Programs address a constellation of needs spanning clinical care, livelihood support, social inclusion, and legal protection. Clinical care components draw on evidence from trials cited in reviews by The Lancet and guidance from the World Health Organization’s mental health publications, while livelihood and inclusion activities parallel models used by BRAC, Heifer International, and Grameen Bank for economic empowerment. Protective services engage mechanisms similar to those used by Human Rights Watch and Amnesty International in documenting rights violations, and community mobilization follows strategies employed by PATH and Partners In Health.

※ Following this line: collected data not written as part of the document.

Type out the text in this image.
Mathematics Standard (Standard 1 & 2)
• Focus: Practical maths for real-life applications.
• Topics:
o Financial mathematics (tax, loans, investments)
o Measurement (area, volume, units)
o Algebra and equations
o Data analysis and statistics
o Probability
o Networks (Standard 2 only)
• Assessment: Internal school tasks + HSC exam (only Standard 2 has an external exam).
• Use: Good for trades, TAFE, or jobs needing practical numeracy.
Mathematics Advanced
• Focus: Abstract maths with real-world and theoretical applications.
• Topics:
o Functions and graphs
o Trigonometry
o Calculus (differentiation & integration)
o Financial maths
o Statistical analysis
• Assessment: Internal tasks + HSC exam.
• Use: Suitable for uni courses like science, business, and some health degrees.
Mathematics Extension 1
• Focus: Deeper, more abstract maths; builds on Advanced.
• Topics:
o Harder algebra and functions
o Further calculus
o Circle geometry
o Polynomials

Sectoral collaborations have included partnerships with academic institutions such as London School of Hygiene & Tropical Medicine, University of Oxford, Makerere University, and All India Institute of Medical Sciences for program evaluation and capacity building.
BasicNeeds employs mixed-method evaluation, using quantitative indicators comparable to metrics from the World Bank and qualitative tools endorsed by United Nations Population Fund evaluations. Assessment instruments include adaptations of the WHO Disability Assessment Schedule (WHODAS), screening tools referenced in the mhGAP Intervention Guide, and socio-economic measures compatible with Demographic and Health Surveys and Multiple Indicator Cluster Surveys (MICS). Impact evaluation has used randomized and quasi-experimental designs echoing methodologies in studies published by The Lancet Global Health and evaluated through partnerships with research centers such as Columbia University, University College London, and Johns Hopkins Bloomberg School of Public Health.

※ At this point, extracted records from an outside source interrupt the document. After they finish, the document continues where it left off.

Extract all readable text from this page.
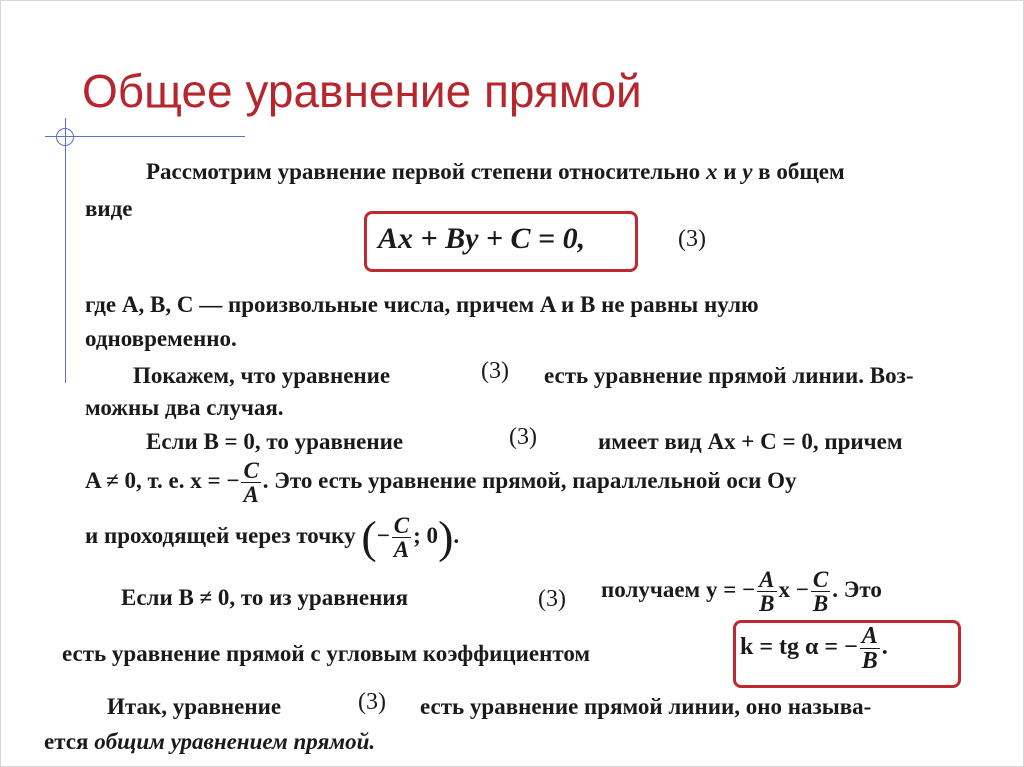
Общее уравнение прямой
Рассмотрим уравнение первой степени относительно x и y в общем
виде
Ax + By + C = 0,	(3)
где A, B, C — произвольные числа, причем A и B не равны нулю
одновременно.
Покажем, что уравнение	(3) есть уравнение прямой линии. Воз-
можны два случая.
Если B = 0, то уравнение	(3)	имеет вид Ax + C = 0, причем
A ≠ 0, т. е. x = − $\frac{C}{A}$ . Это есть уравнение прямой, параллельной оси Oy
и проходящей через точку (− $\frac{C}{A}$ ; 0).
Если B ≠ 0, то из уравнения	(3) получаем y = − $\frac{A}{B}$ $x - \frac{C}{B}$ . Это
есть уравнение прямой с угловым коэффициентом	k = tg α = − $\frac{A}{B}$ .
Итак, уравнение	(3) есть уравнение прямой линии, оно называ-
ется общим уравнением прямой.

Implementation strategies are operationalized through multi-stakeholder engagement with national governments, donors including the UK Aid, European Union, and philanthropic entities like the Gordon and Betty Moore Foundation and Wellcome Trust, as well as civil society coalitions akin to International Mental Health Collaborating Network. Scaling approaches reference policy instruments such as national mental health policies in Ghana, Kenya, Nepal, and India, and harmonize with financing mechanisms used by the Global Fund to Fight AIDS, Tuberculosis and Malaria and pooled funding models promoted by the United Nations Development Programme. Training curricula align with professional standards issued by bodies like the Royal College of Psychiatrists and capacity-building models developed by Partners In Health.

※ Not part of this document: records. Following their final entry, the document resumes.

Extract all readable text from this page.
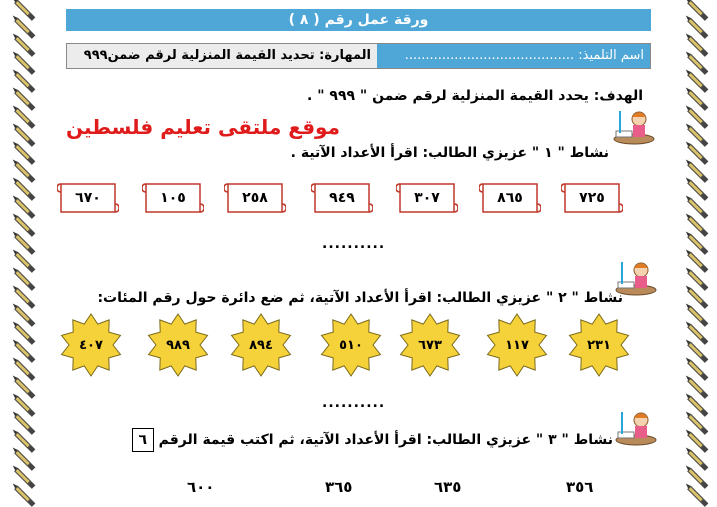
ورقة عمل رقم ( ٨ )
اسم التلميذ: .........................................
المهارة: تحديد القيمة المنزلية لرقم ضمن٩٩٩
الهدف: يحدد القيمة المنزلية لرقم ضمن " ٩٩٩ " .
موقع ملتقى تعليم فلسطين
نشاط " ١ " عزيزي الطالب: اقرأ الأعداد الآتية .
٧٢٥
٨٦٥
٣٠٧
٩٤٩
٢٥٨
١٠٥
٦٧٠
..........
نشاط " ٢ " عزيزي الطالب: اقرأ الأعداد الآتية، ثم ضع دائرة حول رقم المئات:
٢٣١
١١٧
٦٧٣
٥١٠
٨٩٤
٩٨٩
٤٠٧
..........
نشاط " ٣ " عزيزي الطالب: اقرأ الأعداد الآتية، ثم اكتب قيمة الرقم ٦
٣٥٦
٦٣٥
٣٦٥
٦٠٠
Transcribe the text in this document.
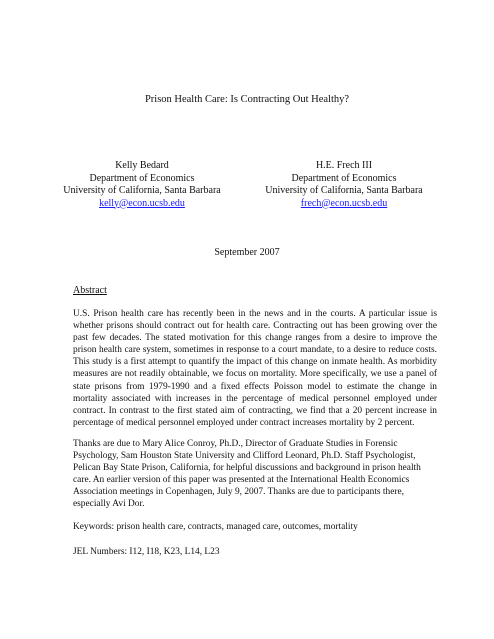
Prison Health Care: Is Contracting Out Healthy?
Kelly Bedard
Department of Economics
University of California, Santa Barbara
kelly@econ.ucsb.edu
H.E. Frech III
Department of Economics
University of California, Santa Barbara
frech@econ.ucsb.edu
September 2007
Abstract

U.S. Prison health care has recently been in the news and in the courts. A particular issue is whether prisons should contract out for health care. Contracting out has been growing over the past few decades. The stated motivation for this change ranges from a desire to improve the prison health care system, sometimes in response to a court mandate, to a desire to reduce costs. This study is a first attempt to quantify the impact of this change on inmate health. As morbidity measures are not readily obtainable, we focus on mortality. More specifically, we use a panel of state prisons from 1979-1990 and a fixed effects Poisson model to estimate the change in mortality associated with increases in the percentage of medical personnel employed under contract. In contrast to the first stated aim of contracting, we find that a 20 percent increase in percentage of medical personnel employed under contract increases mortality by 2 percent.

Thanks are due to Mary Alice Conroy, Ph.D., Director of Graduate Studies in Forensic Psychology, Sam Houston State University and Clifford Leonard, Ph.D. Staff Psychologist, Pelican Bay State Prison, California, for helpful discussions and background in prison health care. An earlier version of this paper was presented at the International Health Economics Association meetings in Copenhagen, July 9, 2007. Thanks are due to participants there, especially Avi Dor.

Keywords: prison health care, contracts, managed care, outcomes, mortality

JEL Numbers: I12, I18, K23, L14, L23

Debates around BasicNeeds’ model reflect broader controversies in global mental health: tension between biomedical and psychosocial models highlighted in critiques appearing in The Lancet Psychiatry and by commentators from Critical Global Health Studies, concerns about scaling community-based interventions raised by analysts at Overseas Development Institute and Center for Global Development, and discussions about sustainability and donor dependence voiced in reports from the Institute of Development Studies and Brookings Institution. Ethical debates engage perspectives from scholars associated with Global Health Ethics and human rights advocates from Human Rights Watch over issues of consent, cultural appropriateness, and integration with traditional healers documented in field studies in Sierra Leone, Mozambique, Bangladesh, and Indonesia.